# How soon can you tell if it a boy or girl?



## Talking_Feathers (Jun 8, 2003)

I have a very young fan tail,
Not to sure on age but he or she does not have all of wing feathers and a few simi-bald spots on it's back. and still has a very large beck, it eats on it's own fine,
I would like to know how to tell if this is a boy or girl.
I would like to give it a name but don't want an egg laying george...lol..
so for now we will call it pidge.
if any one can give me some points on how to tell I would be very thankful..
Talking Feathers


----------



## Wild Dove (Apr 9, 2002)

Hi!

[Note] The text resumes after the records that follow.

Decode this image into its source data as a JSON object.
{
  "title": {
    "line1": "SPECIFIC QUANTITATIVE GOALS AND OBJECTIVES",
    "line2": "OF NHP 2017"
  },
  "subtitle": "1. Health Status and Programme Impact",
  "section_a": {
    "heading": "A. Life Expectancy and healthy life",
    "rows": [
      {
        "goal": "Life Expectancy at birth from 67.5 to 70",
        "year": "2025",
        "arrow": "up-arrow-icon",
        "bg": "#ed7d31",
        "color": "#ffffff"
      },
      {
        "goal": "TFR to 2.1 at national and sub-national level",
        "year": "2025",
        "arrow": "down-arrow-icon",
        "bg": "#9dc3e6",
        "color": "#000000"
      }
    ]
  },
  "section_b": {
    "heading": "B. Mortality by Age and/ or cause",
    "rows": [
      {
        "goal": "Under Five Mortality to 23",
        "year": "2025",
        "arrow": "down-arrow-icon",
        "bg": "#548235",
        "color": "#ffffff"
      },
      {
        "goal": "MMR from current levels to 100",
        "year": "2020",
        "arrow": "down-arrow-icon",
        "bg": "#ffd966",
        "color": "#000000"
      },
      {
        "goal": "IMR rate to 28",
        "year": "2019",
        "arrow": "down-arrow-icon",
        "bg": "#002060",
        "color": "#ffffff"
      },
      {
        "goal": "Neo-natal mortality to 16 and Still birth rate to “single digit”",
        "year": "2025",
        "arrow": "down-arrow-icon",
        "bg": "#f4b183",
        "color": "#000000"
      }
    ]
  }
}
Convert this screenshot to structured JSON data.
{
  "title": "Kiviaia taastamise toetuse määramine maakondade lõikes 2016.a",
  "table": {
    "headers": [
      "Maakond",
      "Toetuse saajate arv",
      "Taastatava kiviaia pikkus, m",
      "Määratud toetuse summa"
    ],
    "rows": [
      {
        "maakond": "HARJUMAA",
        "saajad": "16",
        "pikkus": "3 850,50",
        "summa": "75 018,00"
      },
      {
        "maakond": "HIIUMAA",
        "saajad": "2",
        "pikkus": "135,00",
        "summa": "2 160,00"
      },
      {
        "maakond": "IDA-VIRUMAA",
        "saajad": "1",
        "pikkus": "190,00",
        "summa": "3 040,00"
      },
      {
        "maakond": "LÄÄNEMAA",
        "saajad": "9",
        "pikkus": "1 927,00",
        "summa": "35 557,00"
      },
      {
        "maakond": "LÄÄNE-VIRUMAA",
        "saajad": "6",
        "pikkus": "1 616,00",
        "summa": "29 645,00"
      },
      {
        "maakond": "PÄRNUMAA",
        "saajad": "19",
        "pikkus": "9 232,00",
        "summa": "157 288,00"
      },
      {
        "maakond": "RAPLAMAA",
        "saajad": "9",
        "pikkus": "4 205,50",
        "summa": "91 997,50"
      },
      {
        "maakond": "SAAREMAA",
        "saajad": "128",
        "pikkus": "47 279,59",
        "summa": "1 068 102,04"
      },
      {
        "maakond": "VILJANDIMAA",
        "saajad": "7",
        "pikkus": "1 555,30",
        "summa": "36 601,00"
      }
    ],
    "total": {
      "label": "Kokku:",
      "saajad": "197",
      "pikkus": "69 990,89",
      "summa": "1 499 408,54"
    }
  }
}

Congrats on your baby Fan Tail!
You'll have to wait a couple of months or so before the baby shows behavioral signs of gender...and even that may be wrong! The only way to really tell is if "she" lays an egg...but you can come pretty close by watching behavior closely when baby grows up.
For now, you might want to pick a name that doesn't yell "Male!" or "Female!"...how about Georgie?
We'd love to see some pictures of your baby too!
Wild Dove


----------



## sofie della (10 mo ago)

cool i just rescued a wild white dove rom my neighbors there dog nearly killed it it survived 1 ight i hoping w can keep it it is missins a bit of feathers fro the dog pulling them out but hopefully its ok its a very good bird in the litle thing i have for it right now hoping it survrives and gets better


----------



## beachwood45789 (Jul 15, 2014)

Hi, are you sure it is a wild dove? are those black feathers on the top of his head and does it have a little cap where the black feathers end if so that is a fancy pigeon probably someones pet, i cant remember the name of the breed, are you feeding her and giving her water


----------



## pigeonroger154 (11 mo ago)

i agree that looks like the common white dove and they are not common in the wild. it is most likely someone's escaped pet.


----------